The non-radioactive detection of biological analytes is an important technology in modern analytical biotechnology. By eliminating the need for radioactive labels, safety is enhanced and the environmental impact of reagent disposal is greatly reduced, resulting in decreased costs for analysis. Examples of methods utilizing such non-radioactive detection include DNA sequencing, oligonucleotide probe methods, detection of polymerase-chain-reaction products, immunoassays, and the like.

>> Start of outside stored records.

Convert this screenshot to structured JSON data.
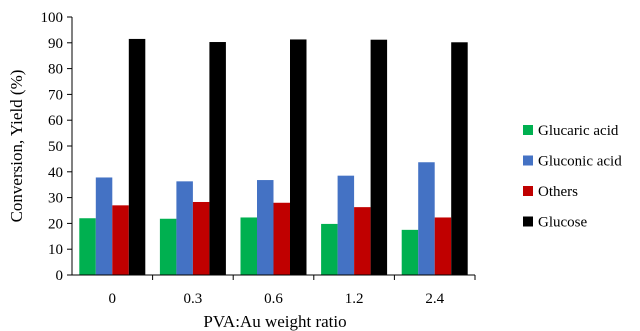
{
  "chart_data": {
    "type": "bar",
    "title": "",
    "xlabel": "PVA:Au weight ratio",
    "ylabel": "Conversion, Yield (%)",
    "ylim": [
      0,
      100
    ],
    "yticks": [
      0,
      10,
      20,
      30,
      40,
      50,
      60,
      70,
      80,
      90,
      100
    ],
    "grid": false,
    "legend_position": "right",
    "categories": [
      "0",
      "0.3",
      "0.6",
      "1.2",
      "2.4"
    ],
    "series": [
      {
        "name": "Glucaric acid",
        "color": "#00b050",
        "values": [
          22,
          21.8,
          22.3,
          19.8,
          17.5
        ]
      },
      {
        "name": "Gluconic acid",
        "color": "#4472c4",
        "values": [
          37.8,
          36.3,
          36.8,
          38.5,
          43.7
        ]
      },
      {
        "name": "Others",
        "color": "#c00000",
        "values": [
          27,
          28.3,
          28,
          26.3,
          22.3
        ]
      },
      {
        "name": "Glucose",
        "color": "#000000",
        "values": [
          91.5,
          90.3,
          91.3,
          91.2,
          90.2
        ]
      }
    ]
  }
}
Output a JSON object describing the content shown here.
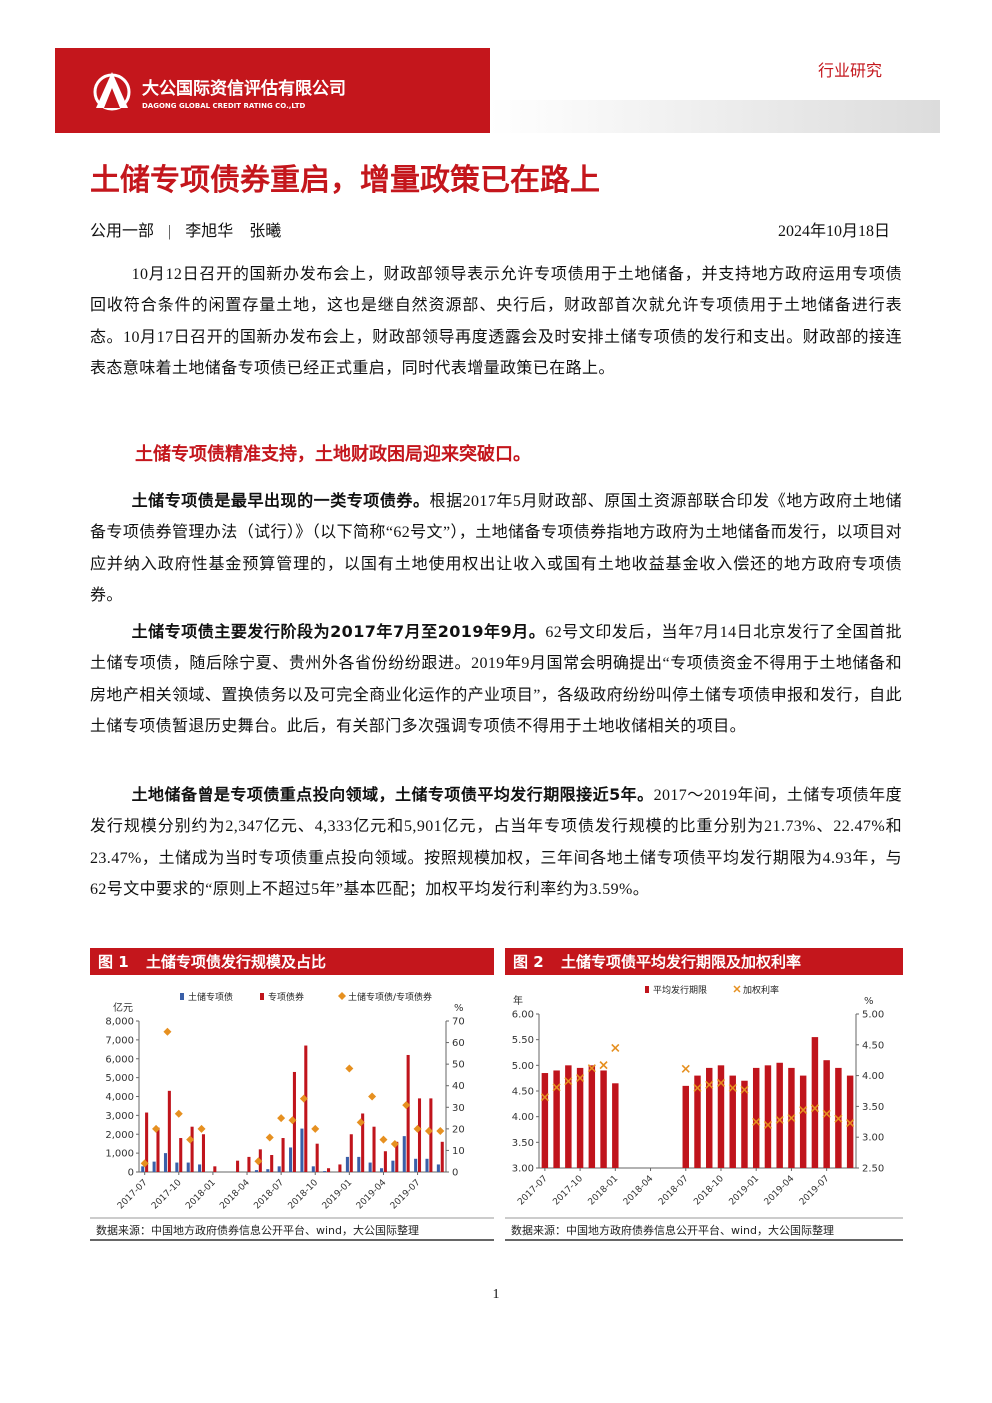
{
  "header": {
    "company_cn": "大公国际资信评估有限公司",
    "company_en": "DAGONG GLOBAL CREDIT RATING CO.,LTD",
    "category": "行业研究"
  },
  "title": "土储专项债券重启，增量政策已在路上",
  "byline": {
    "department": "公用一部",
    "authors": "李旭华　张曦",
    "date": "2024年10月18日"
  },
  "intro": "10月12日召开的国新办发布会上，财政部领导表示允许专项债用于土地储备，并支持地方政府运用专项债回收符合条件的闲置存量土地，这也是继自然资源部、央行后，财政部首次就允许专项债用于土地储备进行表态。10月17日召开的国新办发布会上，财政部领导再度透露会及时安排土储专项债的发行和支出。财政部的接连表态意味着土地储备专项债已经正式重启，同时代表增量政策已在路上。",
  "section_heading": "土储专项债精准支持，土地财政困局迎来突破口。",
  "paragraphs": [
    {
      "lead": "土储专项债是最早出现的一类专项债券。",
      "text": "根据2017年5月财政部、原国土资源部联合印发《地方政府土地储备专项债券管理办法（试行）》（以下简称“62号文”），土地储备专项债券指地方政府为土地储备而发行，以项目对应并纳入政府性基金预算管理的，以国有土地使用权出让收入或国有土地收益基金收入偿还的地方政府专项债券。"
    },
    {
      "lead": "土储专项债主要发行阶段为2017年7月至2019年9月。",
      "text": "62号文印发后，当年7月14日北京发行了全国首批土储专项债，随后除宁夏、贵州外各省份纷纷跟进。2019年9月国常会明确提出“专项债资金不得用于土地储备和房地产相关领域、置换债务以及可完全商业化运作的产业项目”，各级政府纷纷叫停土储专项债申报和发行，自此土储专项债暂退历史舞台。此后，有关部门多次强调专项债不得用于土地收储相关的项目。"
    },
    {
      "lead": "土地储备曾是专项债重点投向领域，土储专项债平均发行期限接近5年。",
      "text": "2017～2019年间，土储专项债年度发行规模分别约为2,347亿元、4,333亿元和5,901亿元，占当年专项债发行规模的比重分别为21.73%、22.47%和23.47%，土储成为当时专项债重点投向领域。按照规模加权，三年间各地土储专项债平均发行期限为4.93年，与62号文中要求的“原则上不超过5年”基本匹配；加权平均发行利率约为3.59%。"
    }
  ],
  "page_number": 1,
  "chart_data": [
    {
      "type": "bar",
      "label": "图 1",
      "title": "土储专项债发行规模及占比",
      "source": "数据来源：中国地方政府债券信息公开平台、wind，大公国际整理",
      "y_label": "亿元",
      "y2_label": "%",
      "categories": [
        "2017-07",
        null,
        null,
        "2017-10",
        null,
        null,
        "2018-01",
        null,
        null,
        "2018-04",
        null,
        null,
        "2018-07",
        null,
        null,
        "2018-10",
        null,
        null,
        "2019-01",
        null,
        null,
        "2019-04",
        null,
        null,
        "2019-07",
        null,
        null
      ],
      "series": [
        {
          "name": "土储专项债",
          "color": "#3a5fa8",
          "type": "bar",
          "values": [
            300,
            550,
            1000,
            500,
            500,
            400,
            0,
            0,
            0,
            0,
            100,
            150,
            300,
            1300,
            2300,
            300,
            50,
            0,
            800,
            800,
            500,
            200,
            600,
            1900,
            700,
            700,
            400
          ]
        },
        {
          "name": "专项债券",
          "color": "#c0141c",
          "type": "bar",
          "values": [
            3150,
            2350,
            4300,
            1800,
            2400,
            2000,
            300,
            0,
            600,
            800,
            1200,
            900,
            1800,
            5300,
            6700,
            1500,
            200,
            400,
            2000,
            3100,
            2400,
            1100,
            1600,
            6200,
            3900,
            3900,
            1600
          ]
        },
        {
          "name": "土储专项债/专项债券",
          "color": "#e69020",
          "type": "scatter",
          "marker": "diamond",
          "axis": "y2",
          "values": [
            4,
            20,
            65,
            27,
            15,
            20,
            null,
            null,
            null,
            null,
            5,
            16,
            25,
            24,
            34,
            20,
            null,
            null,
            48,
            23,
            35,
            15,
            13,
            31,
            20,
            19,
            19
          ]
        }
      ],
      "ylim": [
        0,
        8000
      ],
      "yticks": [
        0,
        {
          "value": 1000,
          "label": "1,000"
        },
        {
          "value": 2000,
          "label": "2,000"
        },
        {
          "value": 3000,
          "label": "3,000"
        },
        {
          "value": 4000,
          "label": "4,000"
        },
        {
          "value": 5000,
          "label": "5,000"
        },
        {
          "value": 6000,
          "label": "6,000"
        },
        {
          "value": 7000,
          "label": "7,000"
        },
        {
          "value": 8000,
          "label": "8,000"
        }
      ],
      "y2lim": [
        0,
        70
      ],
      "y2ticks": [
        0,
        10,
        20,
        30,
        40,
        50,
        60,
        70
      ],
      "grid": false
    },
    {
      "type": "bar",
      "label": "图 2",
      "title": "土储专项债平均发行期限及加权利率",
      "source": "数据来源：中国地方政府债券信息公开平台、wind，大公国际整理",
      "y_label": "年",
      "y2_label": "%",
      "categories": [
        "2017-07",
        null,
        null,
        "2017-10",
        null,
        null,
        "2018-01",
        null,
        null,
        "2018-04",
        null,
        null,
        "2018-07",
        null,
        null,
        "2018-10",
        null,
        null,
        "2019-01",
        null,
        null,
        "2019-04",
        null,
        null,
        "2019-07",
        null,
        null
      ],
      "series": [
        {
          "name": "平均发行期限",
          "color": "#c0141c",
          "type": "bar",
          "values": [
            4.85,
            4.9,
            5.0,
            4.95,
            5.0,
            4.9,
            4.65,
            null,
            null,
            null,
            null,
            null,
            4.6,
            4.8,
            4.95,
            5.0,
            4.8,
            4.7,
            4.95,
            5.0,
            5.05,
            4.95,
            4.8,
            5.55,
            5.1,
            4.95,
            4.8
          ]
        },
        {
          "name": "加权利率",
          "color": "#e69020",
          "type": "scatter",
          "marker": "x",
          "axis": "y2",
          "values": [
            3.65,
            3.81,
            3.91,
            3.96,
            4.12,
            4.17,
            4.45,
            null,
            null,
            null,
            null,
            null,
            4.11,
            3.8,
            3.85,
            3.88,
            3.8,
            3.77,
            3.25,
            3.2,
            3.28,
            3.31,
            3.44,
            3.47,
            3.38,
            3.3,
            3.23
          ]
        }
      ],
      "ylim": [
        3,
        6
      ],
      "yticks": [
        {
          "value": 3,
          "label": "3.00"
        },
        {
          "value": 3.5,
          "label": "3.50"
        },
        {
          "value": 4,
          "label": "4.00"
        },
        {
          "value": 4.5,
          "label": "4.50"
        },
        {
          "value": 5,
          "label": "5.00"
        },
        {
          "value": 5.5,
          "label": "5.50"
        },
        {
          "value": 6,
          "label": "6.00"
        }
      ],
      "y2lim": [
        2.5,
        5
      ],
      "y2ticks": [
        {
          "value": 2.5,
          "label": "2.50"
        },
        {
          "value": 3,
          "label": "3.00"
        },
        {
          "value": 3.5,
          "label": "3.50"
        },
        {
          "value": 4,
          "label": "4.00"
        },
        {
          "value": 4.5,
          "label": "4.50"
        },
        {
          "value": 5,
          "label": "5.00"
        }
      ],
      "grid": false
    }
  ]
}
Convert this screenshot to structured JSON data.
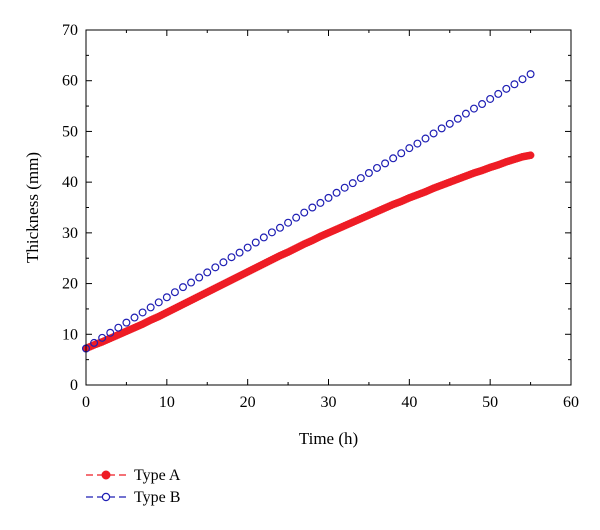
{
  "chart_data": {
    "type": "scatter",
    "xlabel": "Time (h)",
    "ylabel": "Thickness (mm)",
    "xlim": [
      0,
      60
    ],
    "ylim": [
      0,
      70
    ],
    "xticks": [
      0,
      10,
      20,
      30,
      40,
      50,
      60
    ],
    "yticks": [
      0,
      10,
      20,
      30,
      40,
      50,
      60,
      70
    ],
    "grid": false,
    "legend_position": "bottom-left, below plot",
    "series": [
      {
        "name": "Type A",
        "color": "#ee1c25",
        "marker": "filled-circle",
        "x": [
          0,
          1,
          2,
          3,
          4,
          5,
          6,
          7,
          8,
          9,
          10,
          11,
          12,
          13,
          14,
          15,
          16,
          17,
          18,
          19,
          20,
          21,
          22,
          23,
          24,
          25,
          26,
          27,
          28,
          29,
          30,
          31,
          32,
          33,
          34,
          35,
          36,
          37,
          38,
          39,
          40,
          41,
          42,
          43,
          44,
          45,
          46,
          47,
          48,
          49,
          50,
          51,
          52,
          53,
          54,
          55
        ],
        "y": [
          7.2,
          7.9,
          8.5,
          9.2,
          9.9,
          10.6,
          11.3,
          12.0,
          12.8,
          13.5,
          14.3,
          15.1,
          15.9,
          16.7,
          17.5,
          18.3,
          19.1,
          19.9,
          20.7,
          21.5,
          22.3,
          23.1,
          23.9,
          24.7,
          25.5,
          26.2,
          27.0,
          27.8,
          28.5,
          29.3,
          30.0,
          30.7,
          31.4,
          32.1,
          32.8,
          33.5,
          34.2,
          34.9,
          35.6,
          36.2,
          36.9,
          37.5,
          38.1,
          38.8,
          39.4,
          40.0,
          40.6,
          41.2,
          41.8,
          42.3,
          42.9,
          43.4,
          44.0,
          44.5,
          45.0,
          45.3
        ]
      },
      {
        "name": "Type B",
        "color": "#1f1fb4",
        "marker": "open-circle",
        "x": [
          0,
          1,
          2,
          3,
          4,
          5,
          6,
          7,
          8,
          9,
          10,
          11,
          12,
          13,
          14,
          15,
          16,
          17,
          18,
          19,
          20,
          21,
          22,
          23,
          24,
          25,
          26,
          27,
          28,
          29,
          30,
          31,
          32,
          33,
          34,
          35,
          36,
          37,
          38,
          39,
          40,
          41,
          42,
          43,
          44,
          45,
          46,
          47,
          48,
          49,
          50,
          51,
          52,
          53,
          54,
          55
        ],
        "y": [
          7.2,
          8.3,
          9.3,
          10.3,
          11.3,
          12.3,
          13.3,
          14.3,
          15.3,
          16.3,
          17.3,
          18.3,
          19.3,
          20.2,
          21.2,
          22.2,
          23.2,
          24.2,
          25.2,
          26.1,
          27.1,
          28.1,
          29.1,
          30.1,
          31.0,
          32.0,
          33.0,
          34.0,
          35.0,
          35.9,
          36.9,
          37.9,
          38.9,
          39.8,
          40.8,
          41.8,
          42.8,
          43.7,
          44.7,
          45.7,
          46.7,
          47.6,
          48.6,
          49.6,
          50.6,
          51.5,
          52.5,
          53.5,
          54.5,
          55.4,
          56.4,
          57.4,
          58.4,
          59.3,
          60.3,
          61.3
        ]
      }
    ]
  }
}
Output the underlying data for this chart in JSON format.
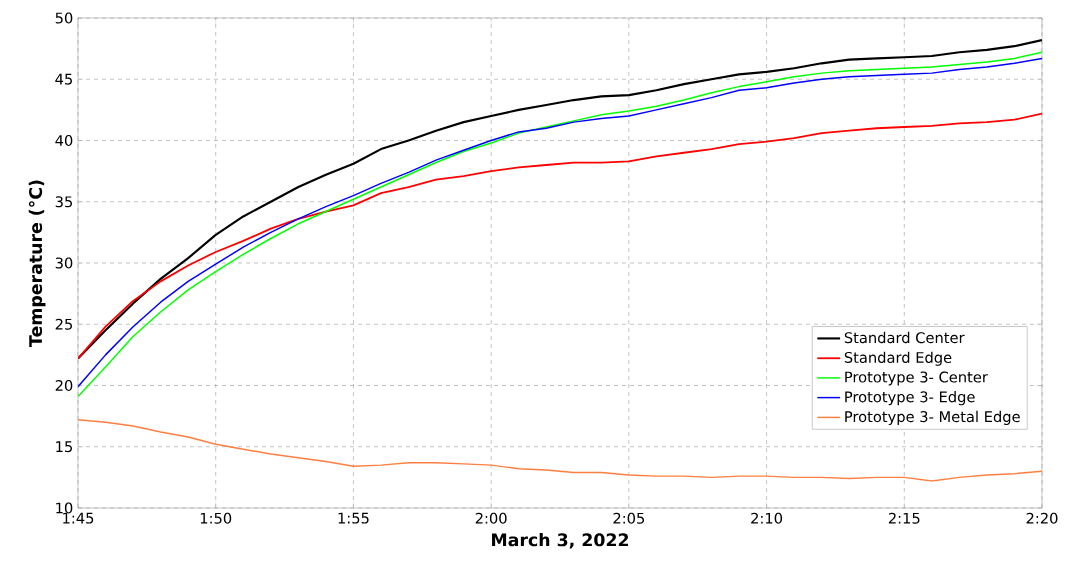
{
  "chart_data": {
    "type": "line",
    "xlabel": "March 3, 2022",
    "ylabel": "Temperature (°C)",
    "x": [
      "2022-03-03T01:45",
      "2022-03-03T01:46",
      "2022-03-03T01:47",
      "2022-03-03T01:48",
      "2022-03-03T01:49",
      "2022-03-03T01:50",
      "2022-03-03T01:51",
      "2022-03-03T01:52",
      "2022-03-03T01:53",
      "2022-03-03T01:54",
      "2022-03-03T01:55",
      "2022-03-03T01:56",
      "2022-03-03T01:57",
      "2022-03-03T01:58",
      "2022-03-03T01:59",
      "2022-03-03T02:00",
      "2022-03-03T02:01",
      "2022-03-03T02:02",
      "2022-03-03T02:03",
      "2022-03-03T02:04",
      "2022-03-03T02:05",
      "2022-03-03T02:06",
      "2022-03-03T02:07",
      "2022-03-03T02:08",
      "2022-03-03T02:09",
      "2022-03-03T02:10",
      "2022-03-03T02:11",
      "2022-03-03T02:12",
      "2022-03-03T02:13",
      "2022-03-03T02:14",
      "2022-03-03T02:15",
      "2022-03-03T02:16",
      "2022-03-03T02:17",
      "2022-03-03T02:18",
      "2022-03-03T02:19",
      "2022-03-03T02:20"
    ],
    "series": [
      {
        "name": "Standard Center",
        "color": "#000000",
        "values": [
          22.2,
          24.5,
          26.7,
          28.7,
          30.4,
          32.3,
          33.8,
          35.0,
          36.2,
          37.2,
          38.1,
          39.3,
          40.0,
          40.8,
          41.5,
          42.0,
          42.5,
          42.9,
          43.3,
          43.6,
          43.7,
          44.1,
          44.6,
          45.0,
          45.4,
          45.6,
          45.9,
          46.3,
          46.6,
          46.7,
          46.8,
          46.9,
          47.2,
          47.4,
          47.7,
          48.2
        ]
      },
      {
        "name": "Standard Edge",
        "color": "#ff0000",
        "values": [
          22.2,
          24.8,
          26.9,
          28.5,
          29.8,
          30.9,
          31.8,
          32.8,
          33.6,
          34.2,
          34.7,
          35.7,
          36.2,
          36.8,
          37.1,
          37.5,
          37.8,
          38.0,
          38.2,
          38.2,
          38.3,
          38.7,
          39.0,
          39.3,
          39.7,
          39.9,
          40.2,
          40.6,
          40.8,
          41.0,
          41.1,
          41.2,
          41.4,
          41.5,
          41.7,
          42.2
        ]
      },
      {
        "name": "Prototype 3- Center",
        "color": "#00ff00",
        "values": [
          19.1,
          21.5,
          24.0,
          26.0,
          27.8,
          29.3,
          30.7,
          32.0,
          33.2,
          34.2,
          35.2,
          36.2,
          37.2,
          38.2,
          39.1,
          39.8,
          40.6,
          41.1,
          41.6,
          42.1,
          42.4,
          42.8,
          43.3,
          43.9,
          44.4,
          44.8,
          45.2,
          45.5,
          45.7,
          45.8,
          45.9,
          46.0,
          46.2,
          46.4,
          46.7,
          47.2
        ]
      },
      {
        "name": "Prototype 3- Edge",
        "color": "#0000ff",
        "values": [
          19.9,
          22.5,
          24.8,
          26.8,
          28.5,
          29.9,
          31.3,
          32.5,
          33.6,
          34.6,
          35.5,
          36.5,
          37.4,
          38.4,
          39.2,
          40.0,
          40.7,
          41.0,
          41.5,
          41.8,
          42.0,
          42.5,
          43.0,
          43.5,
          44.1,
          44.3,
          44.7,
          45.0,
          45.2,
          45.3,
          45.4,
          45.5,
          45.8,
          46.0,
          46.3,
          46.7
        ]
      },
      {
        "name": "Prototype 3- Metal Edge",
        "color": "#ff7f40",
        "values": [
          17.2,
          17.0,
          16.7,
          16.2,
          15.8,
          15.2,
          14.8,
          14.4,
          14.1,
          13.8,
          13.4,
          13.5,
          13.7,
          13.7,
          13.6,
          13.5,
          13.2,
          13.1,
          12.9,
          12.9,
          12.7,
          12.6,
          12.6,
          12.5,
          12.6,
          12.6,
          12.5,
          12.5,
          12.4,
          12.5,
          12.5,
          12.2,
          12.5,
          12.7,
          12.8,
          13.0
        ]
      }
    ],
    "xlim": [
      "2022-03-03T01:45",
      "2022-03-03T02:20"
    ],
    "xticks": [
      {
        "value": "2022-03-03T01:45",
        "label": "1:45"
      },
      {
        "value": "2022-03-03T01:50",
        "label": "1:50"
      },
      {
        "value": "2022-03-03T01:55",
        "label": "1:55"
      },
      {
        "value": "2022-03-03T02:00",
        "label": "2:00"
      },
      {
        "value": "2022-03-03T02:05",
        "label": "2:05"
      },
      {
        "value": "2022-03-03T02:10",
        "label": "2:10"
      },
      {
        "value": "2022-03-03T02:15",
        "label": "2:15"
      },
      {
        "value": "2022-03-03T02:20",
        "label": "2:20"
      }
    ],
    "ylim": [
      10,
      50
    ],
    "yticks": [
      10,
      15,
      20,
      25,
      30,
      35,
      40,
      45,
      50
    ],
    "grid": true,
    "legend": "bottom right",
    "marker": "none",
    "line_style": "solid"
  }
}
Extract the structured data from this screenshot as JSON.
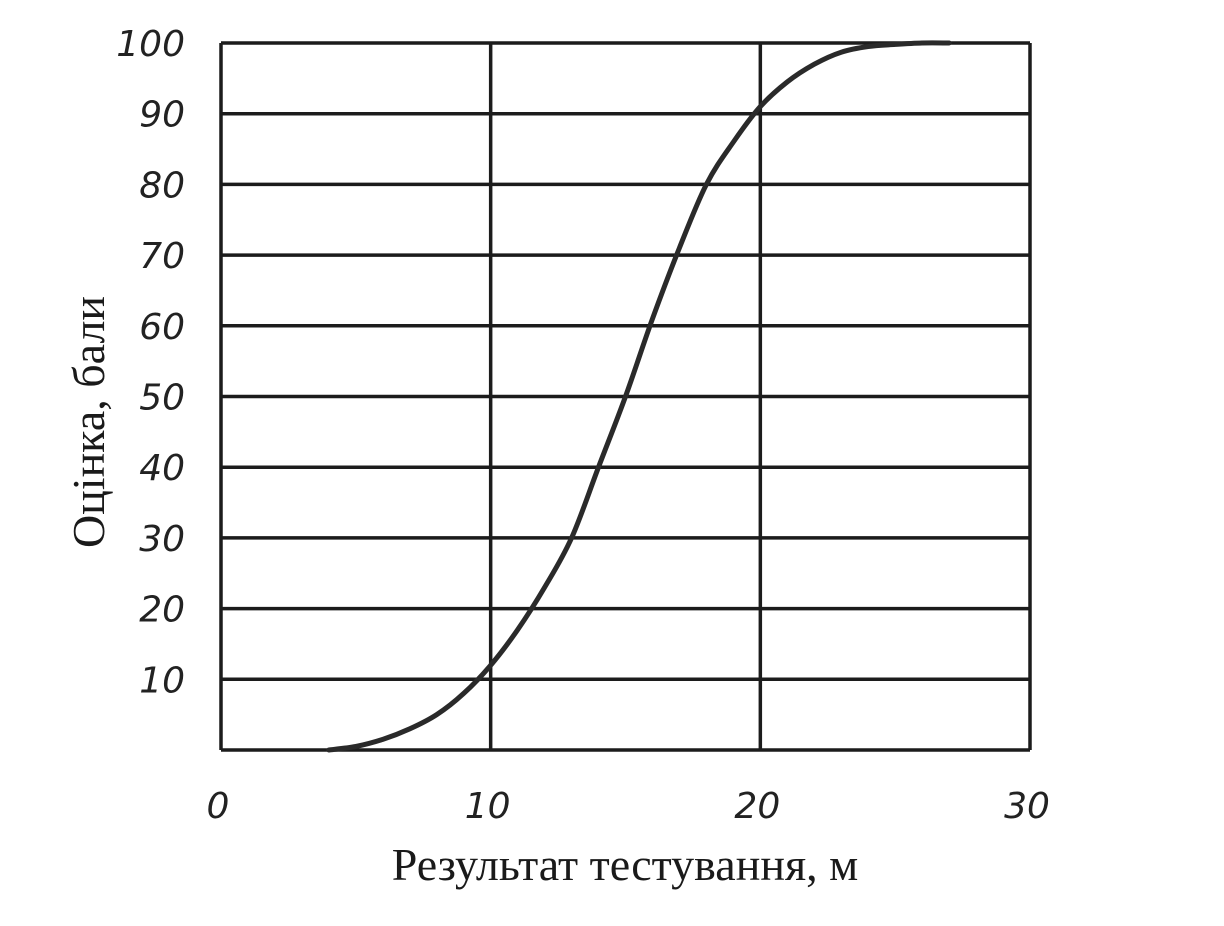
{
  "chart_data": {
    "type": "line",
    "xlabel": "Результат тестування, м",
    "ylabel": "Оцінка, бали",
    "xlim": [
      0,
      30
    ],
    "ylim": [
      0,
      100
    ],
    "x_ticks": [
      "0",
      "10",
      "20",
      "30"
    ],
    "y_ticks": [
      "10",
      "20",
      "30",
      "40",
      "50",
      "60",
      "70",
      "80",
      "90",
      "100"
    ],
    "grid": true,
    "series": [
      {
        "x": [
          4,
          5,
          6,
          7,
          8,
          9,
          10,
          11,
          12,
          13,
          14,
          15,
          16,
          17,
          18,
          19,
          20,
          21,
          22,
          23,
          24,
          25,
          26,
          27
        ],
        "y": [
          0,
          0.5,
          1.5,
          3,
          5,
          8,
          12,
          17,
          23,
          30,
          40,
          50,
          61,
          71,
          80,
          86,
          91,
          94.5,
          97,
          98.7,
          99.5,
          99.8,
          100,
          100
        ]
      }
    ]
  }
}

In many applications the independent detection of multiple spatially overlapping analytes in a mixture is required, e.g., single-tube multiplex DNA probe assays, immunoassays, multicolor DNA sequencing methods, and the like. In the case of multi-loci DNA probe assays which provide for multicolor detection, the number of reaction tubes is reduced thereby simplifying the experimental protocols and facilitating the manufacturing of application-specific kits. In the case of automated DNA sequencing, multicolor labeling allows for the analysis of all four bases in a single lane thereby increasing throughput over single-color methods and eliminating uncertainties associated with inter-lane electrophoretic mobility variations.
Multiplex detection, however, imposes a number of severe constraints on the selection of dye labels, particularly for analyses requiring an electrophoretic separation and treatment with enzymes, e.g., DNA sequencing.
Due to the variety of constraints imposed of the labeling of biological materials, methodology that is broadly applicable to a variety of dyes is highly desirable. Surprisingly, the present invention provides such methodology, along with compounds that have a long shelf life, making them useful to those engaged in a variety of research efforts, particularly that are useful in carrying out labeling processes.